Obéir à Dieu en démocratie - La nouvelle querelle de la laïcité

A l’heure où la défense des identités notamment religieuses semble constituer le nouvel horizon de nos démocraties, que signifie être laïc ?

Répondre à cette question exige de comprendre les fondements modernes de la servitude volontaire pour nous éclairer et défendre la liberté de conscience héritée des Lumières.


Voir aussi : Religion


Je crois donc je suis

Mon propos est d’identifier les motifs qui conduisent certains individus à exister par Dieu au sein de l’espace public.

Cette reconnaissance de la croyance et de ces préceptes dans la vie collective constitue une traduction directe du libéralisme politique tel qu’il est défendu dans les sociétés nord-américaines. Le courant communautarien anglo-saxon fonde l’importance de la loi religieuse dans la structuration morale et politique des citoyens.

Bien que le libéralisme traduise une séparation entre la loi des hommes et celle de Dieu, j’étudie la manière dont certains auteurs comme Charles Taylor ou de manière plus radicale Alasdair McIntyre définissent la construction du sujet moderne par le questionnement moral, ce qu’ils nomment l’intérêt pour les questions qui comptent.

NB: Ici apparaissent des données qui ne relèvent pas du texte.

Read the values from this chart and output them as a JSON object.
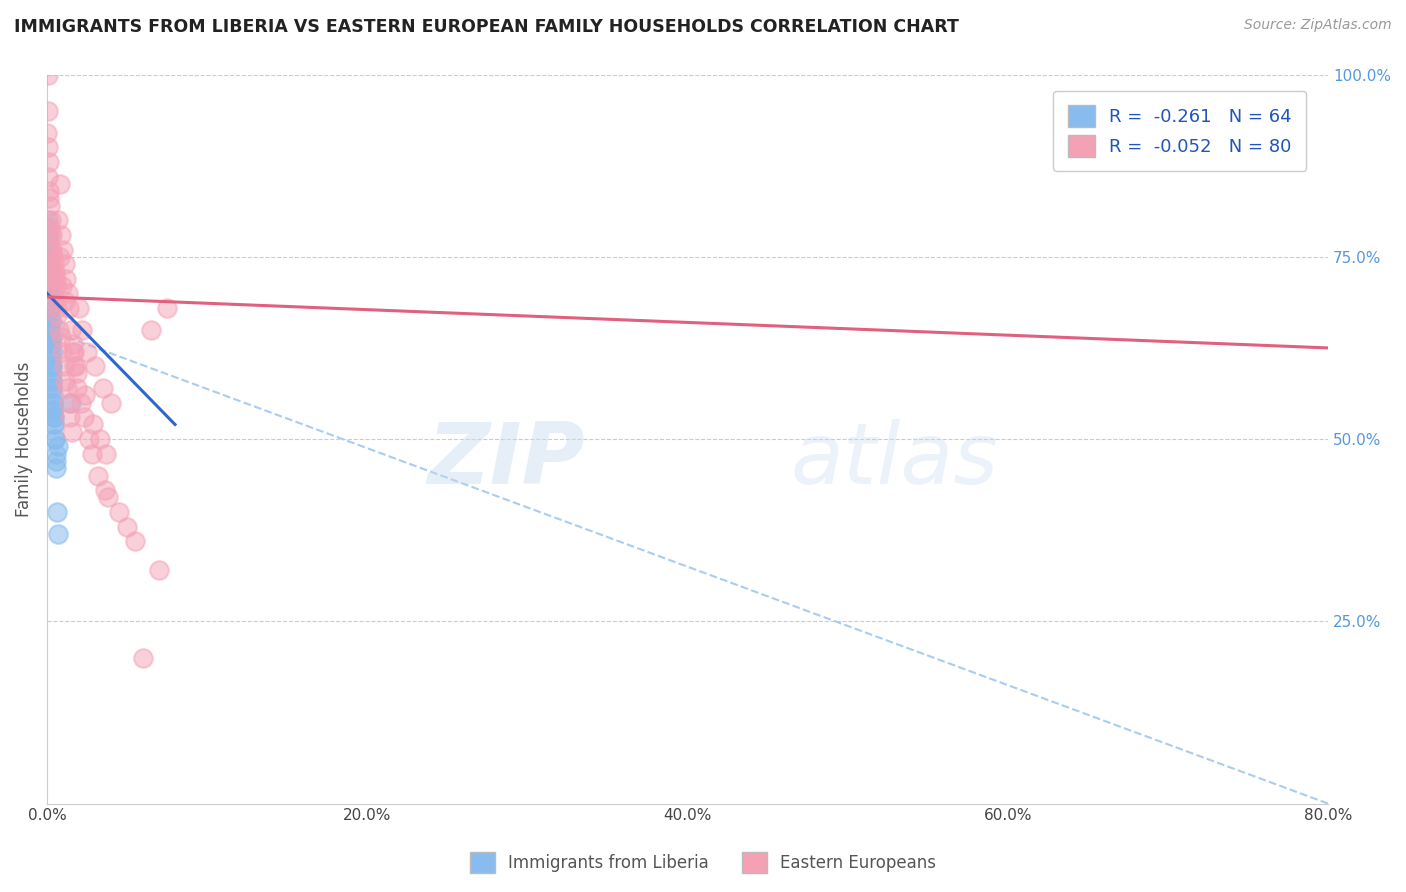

Le référentiel religieux ou dogmatique prend une place particulière pour ne pas dire essentielle dans cet apprentissage de l’autonomie morale et politique. Il constitue le « milieu » dans lequel tout individu va apprendre à considérer le rapport à la justice, au bien, à autrui ou à la nature.


L’intérêt de ces auteurs est sans aucun doute de remettre en cause ce que la tradition française laïque a longtemps choisi de mettre de côté, voire de nier.

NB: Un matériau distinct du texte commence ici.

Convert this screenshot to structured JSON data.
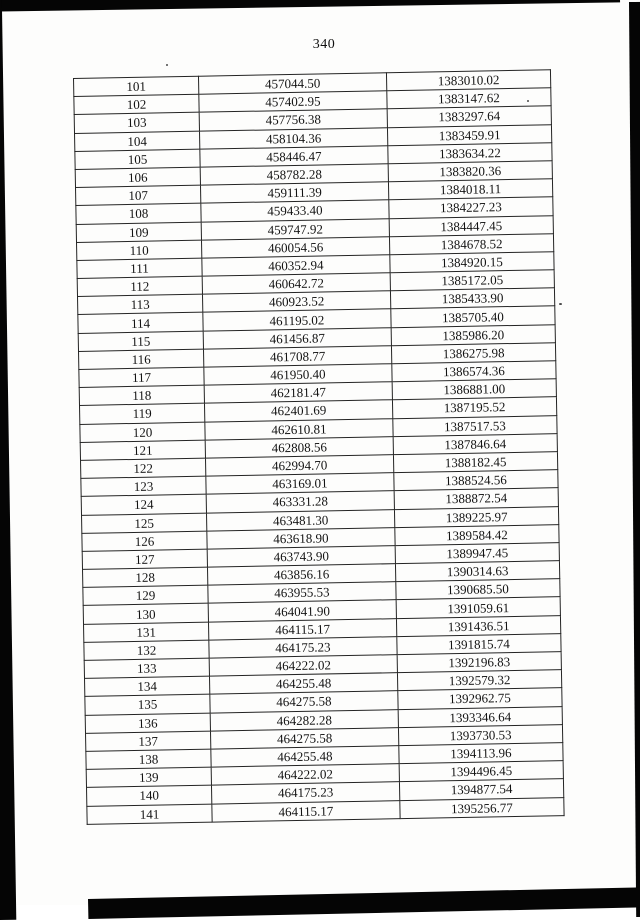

L’homme naît dans un milieu déterminé et le rapport à Dieu qu’il soit positif ou négatif est l’un des vecteurs de cette construction dans le dialogue familial et social proche.

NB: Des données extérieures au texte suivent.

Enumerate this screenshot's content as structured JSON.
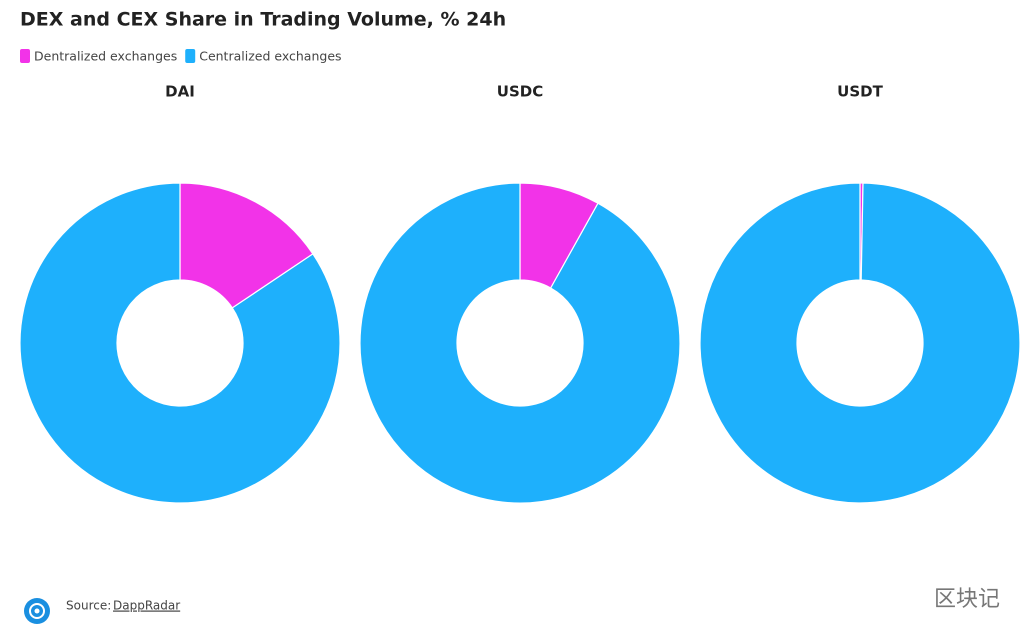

L’éveil de la pensée critique repose sur une appropriation de la tradition pour développer sa capacité de réflexion, de mise à distance. Il en résulte que l’émancipation libérale qui constitue le geste éducatif de responsabilisation des futurs membres de la cité n’est pas vécue sur la base d’une méfiance envers le dogme religieux mais dans une relation de confiance et d’appui.


Si ces auteurs communautariens permettent de rééquilibrer la place de Dieu dans la constitution du sujet, la traduction politique qui en résulte présente des limites incontestables.

Mon propos est de mettre en lumière un paradoxe majeur de ces pensées qui inspirent les partisans de la laïcité ouverte.

En ménageant l’expression de la croyance dans l’espace social et en accommodant les règles qui encadrent les rapports sociaux, ils donnent une visibilité à Dieu et invisibilisent le rapport d’autorité problématique pour toute démocratie. La reconnaissance de l’identité religieuse dans l’espace politique pose la redoutable question de l’usage de liberté, plus précisément de sa perversion en un asservissement désiré.

La tentative catholique d’allier Dieu et démocratie

Certains penseurs catholiques comme Jacques Maritain ou Gaston Fessard ont tenté de réfléchir à la capacité d’exprimer et de vivre la plénitude de sa croyance dans un cadre politique marqué par la séparation des ordres de la loi divine et celle des hommes.

La seule possibilité est d’ancrer l’expérience d’une foi pleinement vécue dans un ordre politique favorable à Dieu par la mise en œuvre des enseignements de l’Eglise romaine.

Comment cet Etat propice à la libre expression religieuse et ferment de l’unité des citoyens peut-il être compatible avec le pluralisme des valeurs et des idées si structurant d’un Etat démocratique et libéral ? Là se joue la limite de leur proposition.

S’ils acceptent la pluralité des croyances, tout en ne renonçant pas à « convaincre » que la foi catholique porte en elle la vérité sur toute chose, l’athéisme constitue le point d’achoppement. Il oppose la liberté de ne pas croire et de réfuter la vérité révélée par l’argument rationnel de la non-preuve de Dieu ou par l’idée que la religion est une entrave à la liberté des hommes.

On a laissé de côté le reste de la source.